Throughout this charmingly strange collection, Fragoza shows the reader that death is not as Wittgenstein describes it — here, death is both lived through and experienced, and Fragoza uses the unreal in fiction to report from the other side. In these 10 fabulist tales, the body and the inevitability of loss shimmer, and each story moves effortlessly between horror and the real. In the tradition of Surrealists like Leonora Carrington, who once wrote, 'Houses are really bodies,' Fragoza has plunged into the depths of her characters’ psyches and the unruly abodes in which they now find themselves ... In a way, all story collections function as a type of body, each tale an individual organ or limb that contributes to the whole. This is particularly true of Fragoza’s intensely corporeal book ... The story asks enormous questions about the basis of faith and violence, especially violence enacted upon women and girls at the hands of men ... an accomplished debut with language that has the potential to affect the reader on a visceral level, a rare and significant achievement from a forceful new voice in American literature.
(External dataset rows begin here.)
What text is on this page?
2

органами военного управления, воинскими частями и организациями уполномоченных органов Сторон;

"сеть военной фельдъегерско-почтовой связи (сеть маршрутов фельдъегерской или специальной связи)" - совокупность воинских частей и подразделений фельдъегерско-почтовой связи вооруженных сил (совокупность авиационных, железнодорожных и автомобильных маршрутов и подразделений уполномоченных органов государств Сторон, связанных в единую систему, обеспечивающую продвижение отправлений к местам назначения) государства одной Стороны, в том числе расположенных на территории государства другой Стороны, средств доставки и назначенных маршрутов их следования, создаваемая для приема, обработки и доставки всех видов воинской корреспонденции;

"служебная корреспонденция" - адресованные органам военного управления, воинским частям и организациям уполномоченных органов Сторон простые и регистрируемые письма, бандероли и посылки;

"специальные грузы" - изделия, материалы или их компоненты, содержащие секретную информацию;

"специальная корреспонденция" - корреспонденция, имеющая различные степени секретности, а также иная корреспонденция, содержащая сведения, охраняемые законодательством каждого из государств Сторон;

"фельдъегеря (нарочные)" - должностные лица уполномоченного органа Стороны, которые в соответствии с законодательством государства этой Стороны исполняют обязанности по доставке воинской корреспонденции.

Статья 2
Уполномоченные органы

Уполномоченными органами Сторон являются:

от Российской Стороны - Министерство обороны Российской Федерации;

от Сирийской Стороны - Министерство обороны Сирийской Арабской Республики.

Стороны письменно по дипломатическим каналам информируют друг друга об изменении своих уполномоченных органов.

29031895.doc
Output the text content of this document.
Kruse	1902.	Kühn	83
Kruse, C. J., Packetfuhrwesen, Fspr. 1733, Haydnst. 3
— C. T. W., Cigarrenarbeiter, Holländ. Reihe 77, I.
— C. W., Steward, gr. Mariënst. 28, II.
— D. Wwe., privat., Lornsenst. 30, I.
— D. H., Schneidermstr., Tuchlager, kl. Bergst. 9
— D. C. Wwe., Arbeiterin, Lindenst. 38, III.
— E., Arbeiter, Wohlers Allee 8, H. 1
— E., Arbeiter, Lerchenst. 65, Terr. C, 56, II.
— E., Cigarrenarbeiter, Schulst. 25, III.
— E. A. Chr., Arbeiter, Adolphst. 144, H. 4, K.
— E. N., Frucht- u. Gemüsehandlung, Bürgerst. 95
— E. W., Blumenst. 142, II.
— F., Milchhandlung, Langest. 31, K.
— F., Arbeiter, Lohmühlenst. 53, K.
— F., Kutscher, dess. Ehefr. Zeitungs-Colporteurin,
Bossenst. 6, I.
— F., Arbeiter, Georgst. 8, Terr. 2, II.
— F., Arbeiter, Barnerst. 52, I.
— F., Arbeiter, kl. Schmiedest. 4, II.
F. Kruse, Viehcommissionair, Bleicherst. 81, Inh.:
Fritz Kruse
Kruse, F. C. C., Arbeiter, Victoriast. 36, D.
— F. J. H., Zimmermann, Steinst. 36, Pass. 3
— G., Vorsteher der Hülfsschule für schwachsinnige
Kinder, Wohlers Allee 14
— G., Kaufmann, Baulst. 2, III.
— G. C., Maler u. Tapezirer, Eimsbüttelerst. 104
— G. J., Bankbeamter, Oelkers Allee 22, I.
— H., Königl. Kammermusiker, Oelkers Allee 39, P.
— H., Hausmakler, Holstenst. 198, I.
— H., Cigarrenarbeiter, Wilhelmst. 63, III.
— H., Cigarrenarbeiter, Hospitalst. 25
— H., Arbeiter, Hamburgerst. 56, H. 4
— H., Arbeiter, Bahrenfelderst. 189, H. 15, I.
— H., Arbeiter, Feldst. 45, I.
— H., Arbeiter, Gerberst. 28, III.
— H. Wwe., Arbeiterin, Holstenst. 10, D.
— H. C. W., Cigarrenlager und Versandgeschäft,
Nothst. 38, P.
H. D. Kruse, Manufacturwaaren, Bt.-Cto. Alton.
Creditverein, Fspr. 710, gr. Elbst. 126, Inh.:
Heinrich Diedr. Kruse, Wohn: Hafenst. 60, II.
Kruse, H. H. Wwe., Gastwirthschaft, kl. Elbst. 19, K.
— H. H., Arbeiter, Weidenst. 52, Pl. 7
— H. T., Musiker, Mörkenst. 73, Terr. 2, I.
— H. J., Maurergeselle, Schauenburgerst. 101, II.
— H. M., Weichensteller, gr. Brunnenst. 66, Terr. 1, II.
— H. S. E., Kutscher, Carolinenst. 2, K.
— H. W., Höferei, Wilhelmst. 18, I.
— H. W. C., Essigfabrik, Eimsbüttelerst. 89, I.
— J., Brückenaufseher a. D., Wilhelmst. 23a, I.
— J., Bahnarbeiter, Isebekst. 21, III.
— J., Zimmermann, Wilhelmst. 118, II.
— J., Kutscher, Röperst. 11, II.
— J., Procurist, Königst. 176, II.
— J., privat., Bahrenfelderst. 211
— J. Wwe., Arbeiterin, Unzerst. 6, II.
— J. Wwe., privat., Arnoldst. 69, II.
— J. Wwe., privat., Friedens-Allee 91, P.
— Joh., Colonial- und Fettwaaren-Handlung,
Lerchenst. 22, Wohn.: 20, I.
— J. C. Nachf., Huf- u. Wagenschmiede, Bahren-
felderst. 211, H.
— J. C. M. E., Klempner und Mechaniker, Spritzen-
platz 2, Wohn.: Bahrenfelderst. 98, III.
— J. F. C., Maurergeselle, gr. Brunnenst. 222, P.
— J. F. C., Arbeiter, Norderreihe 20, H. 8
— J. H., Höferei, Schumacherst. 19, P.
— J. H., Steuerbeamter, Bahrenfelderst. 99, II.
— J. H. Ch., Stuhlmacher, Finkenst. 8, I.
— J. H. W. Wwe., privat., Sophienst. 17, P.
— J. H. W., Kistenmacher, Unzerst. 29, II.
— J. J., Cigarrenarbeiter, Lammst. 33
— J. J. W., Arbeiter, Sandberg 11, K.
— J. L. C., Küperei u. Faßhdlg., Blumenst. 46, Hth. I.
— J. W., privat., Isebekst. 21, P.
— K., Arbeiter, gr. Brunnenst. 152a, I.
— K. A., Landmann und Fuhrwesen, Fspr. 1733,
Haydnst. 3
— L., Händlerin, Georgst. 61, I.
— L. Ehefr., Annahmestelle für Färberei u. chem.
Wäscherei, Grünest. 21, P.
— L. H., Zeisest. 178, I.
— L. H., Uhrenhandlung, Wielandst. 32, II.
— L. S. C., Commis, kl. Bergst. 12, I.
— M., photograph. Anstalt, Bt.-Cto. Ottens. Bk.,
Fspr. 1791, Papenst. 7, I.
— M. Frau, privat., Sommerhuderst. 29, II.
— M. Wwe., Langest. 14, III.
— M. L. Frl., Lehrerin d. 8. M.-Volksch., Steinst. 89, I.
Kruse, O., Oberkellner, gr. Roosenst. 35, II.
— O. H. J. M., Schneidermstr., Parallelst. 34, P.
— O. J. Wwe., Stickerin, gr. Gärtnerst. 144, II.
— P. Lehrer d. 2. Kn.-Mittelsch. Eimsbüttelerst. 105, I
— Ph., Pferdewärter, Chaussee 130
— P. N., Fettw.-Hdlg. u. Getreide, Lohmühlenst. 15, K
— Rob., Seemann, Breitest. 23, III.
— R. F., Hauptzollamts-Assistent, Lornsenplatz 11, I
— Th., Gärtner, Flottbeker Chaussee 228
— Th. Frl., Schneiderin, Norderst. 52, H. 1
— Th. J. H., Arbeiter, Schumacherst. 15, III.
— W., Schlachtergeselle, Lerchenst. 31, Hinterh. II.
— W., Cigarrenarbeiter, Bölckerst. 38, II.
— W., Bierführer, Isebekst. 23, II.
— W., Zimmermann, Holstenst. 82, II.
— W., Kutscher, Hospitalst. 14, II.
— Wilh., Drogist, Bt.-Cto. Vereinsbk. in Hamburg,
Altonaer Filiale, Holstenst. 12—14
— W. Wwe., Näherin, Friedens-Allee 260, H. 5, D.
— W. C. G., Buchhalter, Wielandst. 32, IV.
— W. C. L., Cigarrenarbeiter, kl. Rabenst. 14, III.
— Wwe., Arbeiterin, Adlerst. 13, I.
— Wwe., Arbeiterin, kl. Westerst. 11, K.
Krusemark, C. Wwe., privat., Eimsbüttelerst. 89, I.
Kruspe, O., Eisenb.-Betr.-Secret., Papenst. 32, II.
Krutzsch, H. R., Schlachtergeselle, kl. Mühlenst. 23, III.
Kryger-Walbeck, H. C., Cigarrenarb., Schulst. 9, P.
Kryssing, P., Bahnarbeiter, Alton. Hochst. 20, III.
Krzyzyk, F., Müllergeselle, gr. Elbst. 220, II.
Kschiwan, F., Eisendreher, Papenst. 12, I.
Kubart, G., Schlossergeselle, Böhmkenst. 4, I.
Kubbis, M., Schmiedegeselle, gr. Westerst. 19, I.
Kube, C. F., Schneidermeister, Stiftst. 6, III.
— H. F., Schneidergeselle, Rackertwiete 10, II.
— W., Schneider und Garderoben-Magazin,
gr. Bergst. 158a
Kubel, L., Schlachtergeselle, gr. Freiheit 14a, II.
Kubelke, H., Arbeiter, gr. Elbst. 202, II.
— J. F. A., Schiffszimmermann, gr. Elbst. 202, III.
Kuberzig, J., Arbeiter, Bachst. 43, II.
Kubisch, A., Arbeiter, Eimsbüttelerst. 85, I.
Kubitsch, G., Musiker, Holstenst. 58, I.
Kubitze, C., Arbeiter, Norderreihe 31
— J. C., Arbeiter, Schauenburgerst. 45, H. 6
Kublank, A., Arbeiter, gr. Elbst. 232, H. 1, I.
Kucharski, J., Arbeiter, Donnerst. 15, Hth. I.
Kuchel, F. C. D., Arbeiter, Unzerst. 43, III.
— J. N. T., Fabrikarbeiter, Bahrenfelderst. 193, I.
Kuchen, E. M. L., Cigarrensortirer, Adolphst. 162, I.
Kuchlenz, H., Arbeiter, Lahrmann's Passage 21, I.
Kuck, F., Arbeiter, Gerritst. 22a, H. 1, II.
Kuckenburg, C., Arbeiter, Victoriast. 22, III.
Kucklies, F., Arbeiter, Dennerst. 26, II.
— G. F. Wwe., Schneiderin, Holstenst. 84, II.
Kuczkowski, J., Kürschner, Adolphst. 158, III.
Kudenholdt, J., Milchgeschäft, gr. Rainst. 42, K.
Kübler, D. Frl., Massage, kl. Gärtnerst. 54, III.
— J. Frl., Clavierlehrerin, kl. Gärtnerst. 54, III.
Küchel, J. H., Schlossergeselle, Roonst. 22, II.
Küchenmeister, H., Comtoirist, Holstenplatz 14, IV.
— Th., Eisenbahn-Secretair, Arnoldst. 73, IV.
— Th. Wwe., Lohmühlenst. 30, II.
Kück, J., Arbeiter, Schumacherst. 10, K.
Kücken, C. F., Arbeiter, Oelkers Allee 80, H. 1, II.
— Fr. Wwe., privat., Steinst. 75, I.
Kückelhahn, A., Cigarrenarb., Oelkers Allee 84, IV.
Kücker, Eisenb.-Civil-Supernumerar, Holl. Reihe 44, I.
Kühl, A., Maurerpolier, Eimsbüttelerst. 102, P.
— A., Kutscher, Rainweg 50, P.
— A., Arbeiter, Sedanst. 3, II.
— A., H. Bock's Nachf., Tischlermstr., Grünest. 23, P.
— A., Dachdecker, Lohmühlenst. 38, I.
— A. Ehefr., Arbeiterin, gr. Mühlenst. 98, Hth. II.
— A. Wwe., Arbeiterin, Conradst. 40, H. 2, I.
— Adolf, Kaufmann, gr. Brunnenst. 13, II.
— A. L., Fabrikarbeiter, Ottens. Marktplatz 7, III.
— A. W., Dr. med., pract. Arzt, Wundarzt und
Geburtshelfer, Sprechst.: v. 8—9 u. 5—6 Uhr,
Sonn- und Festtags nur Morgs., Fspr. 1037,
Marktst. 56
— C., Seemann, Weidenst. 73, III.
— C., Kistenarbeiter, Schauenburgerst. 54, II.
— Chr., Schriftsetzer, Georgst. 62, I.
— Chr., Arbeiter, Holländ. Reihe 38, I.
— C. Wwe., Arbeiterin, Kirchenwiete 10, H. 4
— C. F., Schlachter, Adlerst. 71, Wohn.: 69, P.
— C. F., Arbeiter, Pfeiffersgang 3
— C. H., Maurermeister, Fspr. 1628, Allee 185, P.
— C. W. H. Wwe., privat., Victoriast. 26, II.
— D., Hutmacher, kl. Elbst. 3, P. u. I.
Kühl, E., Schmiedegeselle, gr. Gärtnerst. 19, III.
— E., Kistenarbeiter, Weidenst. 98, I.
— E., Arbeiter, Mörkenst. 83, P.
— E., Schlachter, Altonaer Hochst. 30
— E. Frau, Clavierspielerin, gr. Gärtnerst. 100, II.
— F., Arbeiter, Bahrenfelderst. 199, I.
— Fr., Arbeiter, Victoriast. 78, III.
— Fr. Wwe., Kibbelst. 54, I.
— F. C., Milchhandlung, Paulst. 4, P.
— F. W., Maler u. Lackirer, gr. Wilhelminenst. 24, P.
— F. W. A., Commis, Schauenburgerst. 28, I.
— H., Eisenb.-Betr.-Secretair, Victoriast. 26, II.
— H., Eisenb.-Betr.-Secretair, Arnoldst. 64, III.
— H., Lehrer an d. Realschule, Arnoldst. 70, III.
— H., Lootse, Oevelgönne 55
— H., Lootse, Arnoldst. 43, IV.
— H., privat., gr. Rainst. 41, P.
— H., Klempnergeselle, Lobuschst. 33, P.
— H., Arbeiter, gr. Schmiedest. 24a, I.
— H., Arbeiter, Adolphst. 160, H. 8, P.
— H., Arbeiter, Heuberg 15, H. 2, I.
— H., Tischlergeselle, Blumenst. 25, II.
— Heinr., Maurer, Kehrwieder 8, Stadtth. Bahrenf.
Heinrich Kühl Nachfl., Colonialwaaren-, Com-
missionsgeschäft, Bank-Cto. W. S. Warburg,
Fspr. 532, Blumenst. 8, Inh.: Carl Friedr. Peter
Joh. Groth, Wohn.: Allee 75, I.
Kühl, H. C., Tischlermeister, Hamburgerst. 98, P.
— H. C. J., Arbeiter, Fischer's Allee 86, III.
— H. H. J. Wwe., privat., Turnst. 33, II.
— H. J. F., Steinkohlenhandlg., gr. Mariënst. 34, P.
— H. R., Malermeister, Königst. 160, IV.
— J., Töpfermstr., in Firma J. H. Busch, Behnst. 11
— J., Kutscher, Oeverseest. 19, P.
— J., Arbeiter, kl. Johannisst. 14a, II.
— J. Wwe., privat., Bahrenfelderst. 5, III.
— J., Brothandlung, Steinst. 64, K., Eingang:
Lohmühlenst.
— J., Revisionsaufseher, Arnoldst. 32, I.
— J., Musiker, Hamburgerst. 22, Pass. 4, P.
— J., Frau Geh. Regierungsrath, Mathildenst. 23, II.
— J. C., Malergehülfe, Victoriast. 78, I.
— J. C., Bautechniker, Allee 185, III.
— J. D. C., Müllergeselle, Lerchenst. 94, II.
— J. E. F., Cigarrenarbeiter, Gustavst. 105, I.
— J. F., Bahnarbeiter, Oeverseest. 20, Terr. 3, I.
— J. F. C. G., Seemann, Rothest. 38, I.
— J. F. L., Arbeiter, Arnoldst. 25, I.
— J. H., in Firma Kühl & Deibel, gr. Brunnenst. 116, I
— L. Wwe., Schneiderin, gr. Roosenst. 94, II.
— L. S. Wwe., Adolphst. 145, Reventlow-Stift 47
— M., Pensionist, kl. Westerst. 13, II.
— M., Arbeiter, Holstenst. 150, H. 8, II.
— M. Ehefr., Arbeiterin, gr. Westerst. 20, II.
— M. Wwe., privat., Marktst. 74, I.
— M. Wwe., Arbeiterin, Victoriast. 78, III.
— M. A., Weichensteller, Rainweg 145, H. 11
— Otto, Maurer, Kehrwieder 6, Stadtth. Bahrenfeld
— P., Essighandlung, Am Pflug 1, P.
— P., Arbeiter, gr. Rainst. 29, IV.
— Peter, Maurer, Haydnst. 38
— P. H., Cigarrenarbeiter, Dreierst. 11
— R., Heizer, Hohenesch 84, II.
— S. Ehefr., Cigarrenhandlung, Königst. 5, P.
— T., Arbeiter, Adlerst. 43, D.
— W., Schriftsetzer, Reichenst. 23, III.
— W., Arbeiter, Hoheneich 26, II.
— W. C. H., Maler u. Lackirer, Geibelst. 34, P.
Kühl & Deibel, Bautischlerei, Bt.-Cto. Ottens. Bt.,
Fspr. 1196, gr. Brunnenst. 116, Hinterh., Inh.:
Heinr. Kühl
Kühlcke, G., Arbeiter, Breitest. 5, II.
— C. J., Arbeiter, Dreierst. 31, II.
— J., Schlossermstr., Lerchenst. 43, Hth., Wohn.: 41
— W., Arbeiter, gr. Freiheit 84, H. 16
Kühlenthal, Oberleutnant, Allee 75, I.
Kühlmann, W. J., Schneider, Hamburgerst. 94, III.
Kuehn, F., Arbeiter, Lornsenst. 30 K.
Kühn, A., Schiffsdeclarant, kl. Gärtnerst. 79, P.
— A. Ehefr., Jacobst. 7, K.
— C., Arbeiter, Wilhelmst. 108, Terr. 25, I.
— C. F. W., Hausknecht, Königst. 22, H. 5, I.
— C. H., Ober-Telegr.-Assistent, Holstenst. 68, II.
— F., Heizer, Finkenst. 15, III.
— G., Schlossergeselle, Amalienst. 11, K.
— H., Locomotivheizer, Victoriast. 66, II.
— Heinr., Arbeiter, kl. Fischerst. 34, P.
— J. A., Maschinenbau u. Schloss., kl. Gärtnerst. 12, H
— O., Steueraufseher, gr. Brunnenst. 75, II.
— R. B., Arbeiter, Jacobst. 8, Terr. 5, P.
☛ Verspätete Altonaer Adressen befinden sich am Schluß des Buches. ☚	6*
The stories in Chicanx writer and critic Carribean Fragoza’s debut collection oscillate somewhere between Laila Lalami’s depiction of multigenerational immigrant communities in the United States today, and María Fernanda Ampuero’s sharp, fable-like eye for horror when telling of violence against and by women. Entire lives unfold in just a few lines ... The female body becomes the shield and scythe that challenges patriarchal threat; sometimes it bleeds and sometimes it resuscitates from male brutality. But almost always female characters in Fragoza’s universe flex, chop, and levitate their way past men they no longer need. In ten tightly crafted stories, Fragoza presents a series of near-oral tradition narratives that lace vulnerability with strength and wounds with survival ... The mother-daughter connection swells across Fragoza’s collection and takes center stage in the titular story ... Time, place, and body coalesce into a collective memory that reaches beyond this mother and daughter and into their ancestral past, readying the new generation for the present, the daughter carrying generations’ worth of traditions forward ... Fragoza imagines a world where patriarchy can be eradicated and finds beauty in how Chicanx women come together. In the end, her narrators, and the matriarchs they observe, choose who belongs in their circles, whether by blunt force or love.
Yes, very nasty. Very delicious ... there is more feminist subtext here than there is displacement angst, a fitting language and tone for the current state of women’s issues, all the black humor, the irony, and stranger-than-fiction scenarios right at home here among the fairy tales gone wrong and the fables exposed for the patriarchal propaganda they always were. Oh, and a bit of blood, gore, guts, and death thrown in, you know, for balance ... genius ... angry tales, and the birds in them are astonishingly pissed off. Sure, they are superbly written, lyrical, imbued with interesting layers—historical, humorous, satirical, social. Sure. All of that. But what they are most is fun. Just fun. Interesting. Like reading some great movies. They do not preach. They don’t care if you learn something or not. No social problem will be solved because we read these stories, and maybe that, that right there, is exactly why we should.